8. Il résulte de ce qui précède que la décision portant obligation de quitter le territoire français n'est pas fondée sur une décision de refus de séjour illégale. Le moyen tiré de l'exception d'illégalité invoqué à l'encontre de la décision portant obligation de quitter le territoire français ne peut donc qu'être écarté.

9. Mme D B soutient également que la décision portant obligation de quitter le territoire français est entachée d'un défaut de base légale dès lors que le préfet n'a pas visé le fondement juridique sur lequel elle a été prise. Il ressort toutefois de l'arrêté attaqué que le préfet vise l'article L. 611-1 du code de l'entrée et du séjour des étrangers et du droit d'asile sur lequel il se fonde et précise que la requérante est rentrée selon ses déclarations munie d'un visa qu'elle ne présente pas et qu'elle s'y est maintenu sans être titulaire d'un titre de séjour en cours de validité. Dès lors, le moyen tiré du défaut de base légale de la décision portant obligation de quitter le territoire français peut être écarté.
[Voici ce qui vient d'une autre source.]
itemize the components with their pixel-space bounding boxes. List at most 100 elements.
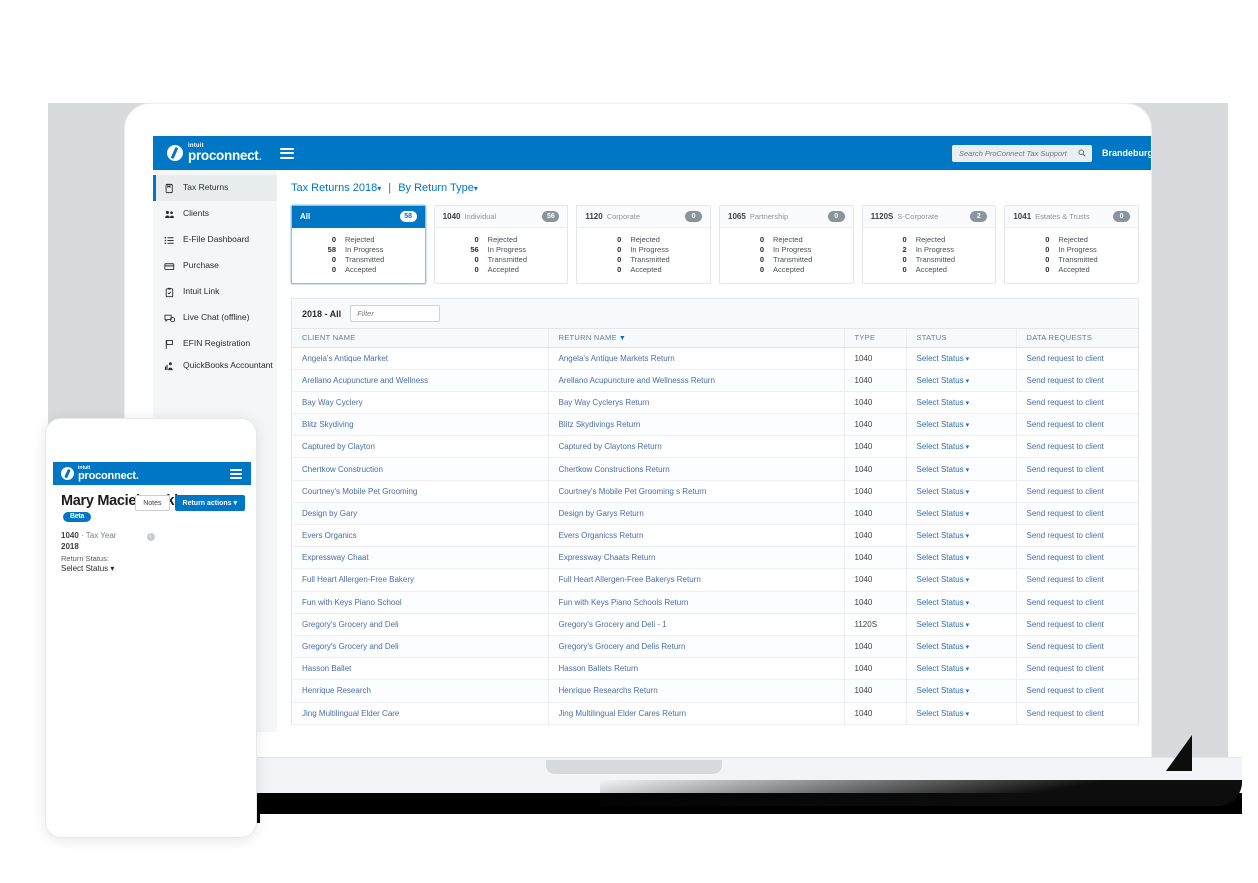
chevron-down-icon[interactable]: ▾ — [474, 184, 478, 193]
table-row[interactable]: Gregory's Grocery and Deli Gregory's Groc… — [292, 613, 1138, 636]
filter-input[interactable] — [350, 305, 441, 322]
breadcrumb-secondary[interactable]: By Return Type — [398, 182, 474, 194]
table-row[interactable]: Henrique Research Henrique Researchs Retu… — [292, 679, 1138, 703]
client-name-link[interactable]: Full Heart Allergen-Free Bakery — [302, 575, 414, 584]
status-dropdown[interactable]: Select Status ▾ — [917, 509, 970, 518]
send-request-link[interactable]: Send request to client — [1027, 354, 1104, 363]
sidebar-item-clients[interactable]: Clients — [153, 201, 277, 227]
client-name-link[interactable]: Chertkow Construction — [302, 465, 383, 474]
status-dropdown[interactable]: Select Status ▾ — [917, 465, 970, 474]
send-request-link[interactable]: Send request to client — [1027, 531, 1104, 540]
table-row[interactable]: Evers Organics Evers Organicss Return 1040… — [292, 524, 1138, 548]
client-name-link[interactable]: Gregory's Grocery and Deli — [302, 620, 399, 629]
send-request-link[interactable]: Send request to client — [1027, 620, 1104, 629]
client-name-link[interactable]: Captured by Clayton — [302, 442, 375, 451]
client-name-link[interactable]: Design by Gary — [302, 509, 357, 518]
client-name-link[interactable]: Jing Multilingual Elder Care — [302, 709, 399, 718]
return-name-link[interactable]: Evers Organicss Return — [559, 531, 644, 540]
client-name-link[interactable]: Bay Way Cyclery — [302, 398, 363, 407]
column-header[interactable]: TYPE — [844, 329, 907, 348]
table-row[interactable]: Arellano Acupuncture and Wellness Arellan… — [292, 369, 1138, 392]
status-dropdown[interactable]: Select Status ▾ — [917, 620, 970, 629]
table-row[interactable]: Bay Way Cyclery Bay Way Cyclerys Return 10… — [292, 391, 1138, 415]
status-dropdown[interactable]: Select Status ▾ — [917, 442, 970, 451]
return-type-card[interactable]: All 58 0 Rejected 58 In Progress 0 Transmitted 0… — [291, 205, 426, 284]
return-type-card[interactable]: 1040 Individual 56 0 Rejected 56 In Progress 0 T… — [433, 205, 569, 284]
return-actions-button[interactable]: Return actions ▾ — [174, 495, 245, 511]
return-name-link[interactable]: Arellano Acupuncture and Wellnesss Retur… — [559, 376, 715, 385]
send-request-link[interactable]: Send request to client — [1027, 598, 1104, 607]
return-name-link[interactable]: Full Heart Allergen-Free Bakerys Return — [559, 575, 701, 584]
send-request-link[interactable]: Send request to client — [1027, 642, 1104, 651]
status-dropdown[interactable]: Select Status ▾ — [917, 709, 970, 718]
status-dropdown[interactable]: Select Status ▾ — [917, 553, 970, 562]
return-name-link[interactable]: Angela's Antique Markets Return — [559, 354, 675, 363]
status-dropdown[interactable]: Select Status ▾ — [917, 487, 970, 496]
sidebar-item-efile-dashboard[interactable]: E-File Dashboard — [153, 227, 277, 253]
phone-proconnect-logo[interactable]: intuit proconnect. — [61, 465, 139, 482]
return-name-link[interactable]: Courtney's Mobile Pet Grooming s Return — [559, 487, 707, 496]
table-row[interactable]: Captured by Clayton Captured by Claytons … — [292, 435, 1138, 459]
return-type-card[interactable]: 1065 Partnership 0 0 Rejected 0 In Progress 0 Tr… — [719, 205, 854, 284]
return-name-link[interactable]: Expressway Chaats Return — [559, 553, 656, 562]
return-name-link[interactable]: Fun with Keys Piano Schools Return — [559, 598, 689, 607]
return-status-select[interactable]: Select Status ▾ — [61, 564, 243, 573]
table-row[interactable]: Expressway Chaat Expressway Chaats Return… — [292, 546, 1138, 570]
return-name-link[interactable]: Jing Multilingual Elder Cares Return — [559, 709, 687, 718]
sidebar-item-purchase[interactable]: Purchase — [153, 253, 277, 279]
sidebar-item-tax-returns[interactable]: Tax Returns — [153, 175, 277, 201]
status-dropdown[interactable]: Select Status ▾ — [917, 642, 970, 651]
send-request-link[interactable]: Send request to client — [1027, 465, 1104, 474]
status-dropdown[interactable]: Select Status ▾ — [917, 376, 970, 385]
return-type-card[interactable]: 1120 Corporate 0 0 Rejected 0 In Progress 0 Tran… — [576, 205, 712, 284]
table-row[interactable]: Full Heart Allergen-Free Bakery Full Hear… — [292, 568, 1138, 592]
sidebar-item-intuit-link[interactable]: Intuit Link — [153, 279, 277, 305]
send-request-link[interactable]: Send request to client — [1027, 487, 1104, 496]
return-name-link[interactable]: Chertkow Constructions Return — [559, 465, 670, 474]
breadcrumb-primary[interactable]: Tax Returns 2018 — [291, 182, 377, 194]
sidebar-item-quickbooks-accountant[interactable]: QuickBooks Accountant — [153, 357, 277, 389]
notes-button[interactable]: Notes — [135, 495, 170, 511]
send-request-link[interactable]: Send request to client — [1027, 664, 1104, 673]
client-name-link[interactable]: Hasson Ballet — [302, 664, 351, 673]
return-name-link[interactable]: Bay Way Cyclerys Return — [559, 398, 650, 407]
client-name-link[interactable]: Angela's Antique Market — [302, 354, 388, 363]
return-name-link[interactable]: Henrique Researchs Return — [559, 686, 658, 695]
info-icon[interactable]: i — [146, 533, 155, 542]
table-row[interactable]: Design by Gary Design by Garys Return 1040… — [292, 502, 1138, 526]
hamburger-icon[interactable] — [230, 468, 242, 479]
hamburger-icon[interactable] — [279, 147, 294, 159]
table-row[interactable]: Gregory's Grocery and Deli Gregory's Groc… — [292, 635, 1138, 659]
sidebar-item-efin-registration[interactable]: EFIN Registration — [153, 331, 277, 357]
client-name-link[interactable]: Courtney's Mobile Pet Grooming — [302, 487, 417, 496]
status-dropdown[interactable]: Select Status ▾ — [917, 398, 970, 407]
proconnect-logo[interactable]: intuit proconnect. — [167, 143, 262, 163]
client-name-link[interactable]: Gregory's Grocery and Deli — [302, 642, 399, 651]
column-header[interactable]: DATA REQUESTS — [1016, 329, 1138, 348]
table-row[interactable]: Jing Multilingual Elder Care Jing Multili… — [292, 702, 1138, 725]
send-request-link[interactable]: Send request to client — [1027, 575, 1104, 584]
send-request-link[interactable]: Send request to client — [1027, 398, 1104, 407]
return-type-card[interactable]: 1041 Estates & Trusts 0 0 Rejected 0 In Progre… — [1004, 205, 1140, 284]
return-type-card[interactable]: 1120S S-Corporate 2 0 Rejected 2 In Progress 0 T… — [861, 205, 997, 284]
status-dropdown[interactable]: Select Status ▾ — [917, 354, 970, 363]
table-row[interactable]: Hasson Ballet Hasson Ballets Return 1040 Se… — [292, 657, 1138, 681]
sidebar-item-live-chat[interactable]: Live Chat (offline) — [153, 305, 277, 331]
table-row[interactable]: Angela's Antique Market Angela's Antique … — [292, 347, 1138, 370]
table-row[interactable]: Blitz Skydiving Blitz Skydivings Return 10… — [292, 413, 1138, 437]
return-name-link[interactable]: Blitz Skydivings Return — [559, 420, 641, 429]
table-row[interactable]: Fun with Keys Piano School Fun with Keys … — [292, 591, 1138, 614]
send-request-link[interactable]: Send request to client — [1027, 420, 1104, 429]
support-search-input[interactable] — [951, 148, 1067, 158]
send-request-link[interactable]: Send request to client — [1027, 442, 1104, 451]
column-header[interactable]: RETURN NAME ▼ — [548, 329, 845, 348]
send-request-link[interactable]: Send request to client — [1027, 376, 1104, 385]
client-name-link[interactable]: Arellano Acupuncture and Wellness — [302, 376, 428, 385]
column-header[interactable]: CLIENT NAME — [292, 329, 549, 348]
client-name-link[interactable]: Henrique Research — [302, 686, 371, 695]
status-dropdown[interactable]: Select Status ▾ — [917, 664, 970, 673]
return-name-link[interactable]: Design by Garys Return — [559, 509, 644, 518]
client-name-link[interactable]: Evers Organics — [302, 531, 357, 540]
return-name-link[interactable]: Captured by Claytons Return — [559, 442, 662, 451]
status-dropdown[interactable]: Select Status ▾ — [917, 686, 970, 695]
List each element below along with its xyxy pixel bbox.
10. Il résulte de ce qui précède que la décision fixant le pays de destination n'est pas fondée sur une décision portant obligation de quitter le territoire français illégale. Le moyen tiré de l'exception d'illégalité invoqué à l'encontre de la décision fixant le pays de destination ne peut donc qu'être écarté.

11. Aux termes de l'article 3 de la convention européenne de sauvegarde des droits de l'homme et des libertés fondamentales " Nul ne peut être soumis à la torture ni à des peines ou traitements inhumains ou dégradants ". Si Mme D B soutient qu'elle subirait au Cap-Vert des traitements inhumains et dégradants, elle n'assortit pas ce moyen des précisions qui permettraient au Tribunal d'en apprécier le bien-fondé. Il ne peut, par suite, qu'être écarté.

12. Il résulte de ce qui précède que les conclusions à fin d'annulation présentées par Mme D B doivent être rejetées. Ses conclusions présentées à fins d'injonction sous astreinte et au titre de l'article L. 761-1 du code de justice administrative, doivent dès lors, également être rejetées.

Par ces motifs, le tribunal décide :

Article 1er : La requête de Mme D B est rejetée.

Article 2 : Le présent jugement sera notifié à Mme A D B et au préfet du Val-d'Oise.

Délibéré après l'audience du 11 avril 2023, à laquelle siégeaient :

Mme Coblence, présidente,

Mme Fléjou, première conseillère, et M. Viain, premier conseiller

assistés de Mme Charleston, greffière.

Rendu public par mise à disposition au greffe le 3 mai 2023.

La présidente-rapporteure,

signé

E. Coblence

L'assesseure la plus ancienne,

signé

V. FléjouLa greffière,

signé

D. Charleston

La République mande et ordonne au préfet du Val-d'Oise en ce qui le concerne et à tous commissaires de justice à ce requis en ce qui concerne les voies de droit commun contre les parties privées, de pourvoir à l'exécution de la présente décision.